11. French Capital Gains Tax

  1. Scope of the Tax
  2. Exemptions on Sale of Property
  3. Allowable Costs on Sale of Property
  4. Shares and Personal Possessions
  5. Taxation of Building Land
  6. Fiscal Representative for Non-Residents

11.4. Capital Gains on Shares and Personal Property

Capital gains tax on shares and personal property is called plus values mobilières.

11.4.1. Shares

If you are resident in France you are liable to French taxation on the sale of shares in whichever country they are held.

Since January 2018 a single rate tax, called the Prélèvement Forfaitaire Unique – PFU, applies on the sale of shares.
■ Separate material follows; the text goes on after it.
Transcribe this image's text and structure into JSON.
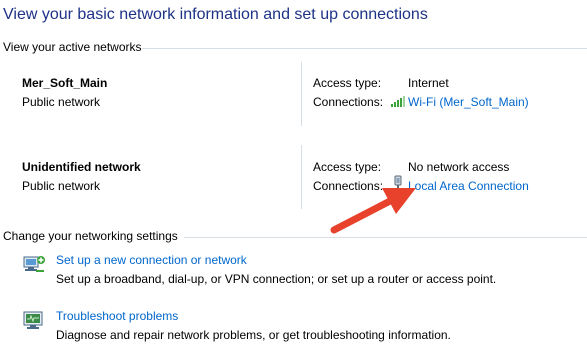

The tax is actually made made up of two components:

  • Income tax at the rate of 12.8%
  • Social charges at the rate of 17.2%

The latter rate is the result of the general increase that has occurred in the social charge CSG of 1.7%, increasing the total level of social charges on investment and rental income and capital gains from 15.5% to 17.2%.

It ends the tax allowance for duration of ownership (relief at the rate of 50% or 65%) that was available under the previous tax regime on the sale of shares. Only shares purchased prior to 2018 can continue to benefit from this relief and be taxed according to income tax scale rates.

However, it remains possible to opt to be taxed using income tax scale rates for shares purchased since 2018, but without any allowance for duration of ownership. The social charges continue to apply.

If you take this option it applies to all your investment income; you cannot pick and choose which income to be taxed using the PFU and which income should be taxed using the income tax bands and rates.

Special provision remains up to 2022 for retiring owners of a company who are granted relief of €500,000 on the sale of their shares, subject to conditions.

If you are not resident in France then the rules will depend on the terms of any double taxation treaty with your home country. Normally you are exempt from capital gains tax in France on the sale of shares.

11.4.2. Personal Property

As a general rule there is no capital gains tax payable on the sale of household furniture or your car.

Nevertheless, a vintage car that is classified as a 'voiture de collection' is potentially liable, where the sale value is greater than €5,000. Not all such vehicles are subject to CGT, as the vehicle must have participated in a vintage car competition and hold a trophy from such a competition.

In relation to capital gains on personal property (biens meubles) other than real estate, such as horses, boats, classic cars and wine the general rule is that there is 5% relief for each year owned over 2 years, granting complete relief if held for 22 years.

There is no tax on such gains if the sale proceeds are under €5,000.

Special rules apply in relation to certain personal property, where a standard tax charge (taxe forfaitaire) is applied, whether or not a capital gain was realised. The rates are for 2019/20.

  • Jewellery, including watches, is charged a flat rate of 6.5% if the sale value of the item is over €5,000.

  • Precious metal objects (gold, silver and platinum) originating prior to 1800 are charged at the rate of 11.5%, irrespective of sale value. The category includes coins originating prior to 1800.

  • Works of art, are taxed at the rate of 6.5% if the sale value is over €5,000. The same applies to furniture and antiques over 100 years old. The category also includes signed art photographs where no more than 30 examples were made.

  • It is also possible for a vintage car to be taxed on the same basis, where sale value greater than €5,000, at the rate of 6.5%.

You can also elect to choose the standard form of capital gains tax if you so wish, against which you can offset eligible costs, and obtain the standard allowance for duration of ownership, although proof of purchase is required.